Country’s headline inflation expected to moderate

PETALING JAYA: Malaysia’s headline inflation appears to be moderating on a diminishing base effect and some normalisation in commodity prices.

However, there remains an upside risk to the consumer price index (CPI), a gauge of inflation, due to the government’s subsidy rationalisation plans next year.

CGS-CIMB Research presently kept its 2024 CPI growth at 2.5%, pending greater clarity on the government’s subsidy rationalisation plans. It expected 2023 CPI growth to be 2.8%.

“To date, the government has only mentioned possible adjustments to electricity tariffs, as well as fuel subsidies, without any concrete details on the quantum and timing of these changes.

“As a result, any forecasts made will be highly dependent on any changes to government policy going forward,” the brokerage explained.

CGS-CIMB Research’s scenario analysis showed annual 2024 CPI could reach 5.6% if the government decides to fully abandon fuel subsidies altogether, remove the electricity tariff rebate for the top 10% of households and remove price caps on controlled food items, such as eggs.

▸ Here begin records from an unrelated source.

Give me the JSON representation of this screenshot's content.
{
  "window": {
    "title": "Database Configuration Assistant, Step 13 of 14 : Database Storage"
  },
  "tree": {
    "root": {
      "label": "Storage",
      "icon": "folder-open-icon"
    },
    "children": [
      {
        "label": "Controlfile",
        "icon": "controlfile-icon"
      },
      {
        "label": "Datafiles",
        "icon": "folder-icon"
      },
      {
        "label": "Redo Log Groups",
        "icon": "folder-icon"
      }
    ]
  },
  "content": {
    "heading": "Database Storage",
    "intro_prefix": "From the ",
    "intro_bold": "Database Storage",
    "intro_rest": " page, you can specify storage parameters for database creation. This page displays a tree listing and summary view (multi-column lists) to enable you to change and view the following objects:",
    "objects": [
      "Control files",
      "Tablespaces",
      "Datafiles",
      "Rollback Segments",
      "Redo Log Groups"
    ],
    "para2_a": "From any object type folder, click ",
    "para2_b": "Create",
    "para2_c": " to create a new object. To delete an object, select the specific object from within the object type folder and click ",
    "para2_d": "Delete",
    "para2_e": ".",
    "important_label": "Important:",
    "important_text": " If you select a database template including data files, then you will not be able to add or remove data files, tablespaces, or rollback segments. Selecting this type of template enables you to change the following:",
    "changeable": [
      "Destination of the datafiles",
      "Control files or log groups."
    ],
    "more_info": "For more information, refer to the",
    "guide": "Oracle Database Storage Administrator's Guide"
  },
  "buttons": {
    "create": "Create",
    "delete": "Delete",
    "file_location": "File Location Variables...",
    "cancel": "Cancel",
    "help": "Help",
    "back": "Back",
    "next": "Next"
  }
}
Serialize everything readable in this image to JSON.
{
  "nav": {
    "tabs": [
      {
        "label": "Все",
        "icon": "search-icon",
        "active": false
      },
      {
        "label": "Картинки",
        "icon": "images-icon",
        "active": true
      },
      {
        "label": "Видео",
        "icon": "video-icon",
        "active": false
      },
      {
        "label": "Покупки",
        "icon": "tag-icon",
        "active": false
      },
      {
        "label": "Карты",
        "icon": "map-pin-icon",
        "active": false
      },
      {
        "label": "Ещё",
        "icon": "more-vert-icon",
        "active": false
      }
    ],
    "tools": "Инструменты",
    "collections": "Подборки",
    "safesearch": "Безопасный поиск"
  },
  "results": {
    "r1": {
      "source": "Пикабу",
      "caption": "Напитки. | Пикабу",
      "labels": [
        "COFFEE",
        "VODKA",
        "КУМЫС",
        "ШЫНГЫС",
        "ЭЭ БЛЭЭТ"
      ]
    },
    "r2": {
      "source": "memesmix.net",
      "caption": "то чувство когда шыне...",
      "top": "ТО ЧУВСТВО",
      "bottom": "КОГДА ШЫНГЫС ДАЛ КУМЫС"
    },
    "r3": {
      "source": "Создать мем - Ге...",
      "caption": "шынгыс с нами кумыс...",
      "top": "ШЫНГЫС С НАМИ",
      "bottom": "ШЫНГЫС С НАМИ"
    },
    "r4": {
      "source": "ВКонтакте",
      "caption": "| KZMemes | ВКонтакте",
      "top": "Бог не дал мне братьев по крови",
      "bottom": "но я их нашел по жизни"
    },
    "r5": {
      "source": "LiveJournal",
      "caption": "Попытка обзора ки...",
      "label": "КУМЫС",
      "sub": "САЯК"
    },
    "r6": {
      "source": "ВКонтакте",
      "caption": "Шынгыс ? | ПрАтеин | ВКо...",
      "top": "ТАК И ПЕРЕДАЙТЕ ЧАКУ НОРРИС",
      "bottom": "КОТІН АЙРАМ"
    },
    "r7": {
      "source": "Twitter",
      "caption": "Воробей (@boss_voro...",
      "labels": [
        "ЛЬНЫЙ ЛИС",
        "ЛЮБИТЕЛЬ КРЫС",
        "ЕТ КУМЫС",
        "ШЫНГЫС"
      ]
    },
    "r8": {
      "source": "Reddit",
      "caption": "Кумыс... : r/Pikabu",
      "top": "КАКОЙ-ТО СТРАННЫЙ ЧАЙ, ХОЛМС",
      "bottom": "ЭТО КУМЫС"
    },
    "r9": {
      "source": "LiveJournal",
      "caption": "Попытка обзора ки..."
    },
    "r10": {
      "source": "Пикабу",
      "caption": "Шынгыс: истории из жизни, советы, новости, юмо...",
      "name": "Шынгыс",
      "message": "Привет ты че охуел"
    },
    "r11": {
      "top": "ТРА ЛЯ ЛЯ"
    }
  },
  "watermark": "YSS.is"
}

“That said, drastic measures such as these are unlikely, in our opinion, given their potential impact on the economy.

“What is certain, however, is the upward revision of service tax on selected items, which we estimate would lead to a 10 basis points increase in annual 2024 CPI,” it said.

Maybank Investment Bank (Maybank IB) Research projected 2024 CPI to increase 3%.

The brokerage said it maintained its 2024 CPI projection for now pending more information and details on Budget 2024, especially the removal of price control and subsidies for eggs and fuel.

Other measures included the service tax hike from 6% to 8% (except services like food and beverage and telecommunications) plus expansion of the services tax base (to include logistics, non-financial brokerage, underwriting and karaoke).

Also, increase in excise duty for sugar-sweetened beverages; imposition of excise duty on chewable tobacco products at 5%; and reduction in entertainment duty.

“With the first 10 months 2023 headline inflation rate at 2.7%, we maintain our 2023 inflation rate forecast at 2.6% as base effect is expected to keep monthly inflation rate sub-3% in November to December 2023,” Maybank IB Research said.

Malaysia’s CPI growth moderated to 1.8% in October from 1.9% in September and 2% in August.

AmBank Research noted both inflation and core inflation continue to trend down, and it expected this to continue up until the end of the year.

“Inflation in 2024 is expected to fall within a range of 2.5% to 3.5%, considering the effects of subsidy rationalisation and the impact of the services tax increase,” it said.

“However, there is an upside risk to this outlook if the scope of rationalisation extends to RON95 fuel,” it added.

Public Investment Bank Research said based on Bank Negara’s projection, headline and core inflation would likely sustain a modest trend, barring any significant cost shocks.

“However, potential risks to the inflation outlook hinge significantly on alterations to domestic policies concerning subsidies and price controls, as well as fluctuations in global commodity prices and financial market dynamics,” it said.

“Inflation trajectory for 2024 is poised to exhibit an upward trajectory. This anticipation is contingent upon the release of comprehensive details and timeline pertaining to Budget 2024 measures, particularly with respect to subsidy rationalisation and prospective increases in indirect taxes,” it said.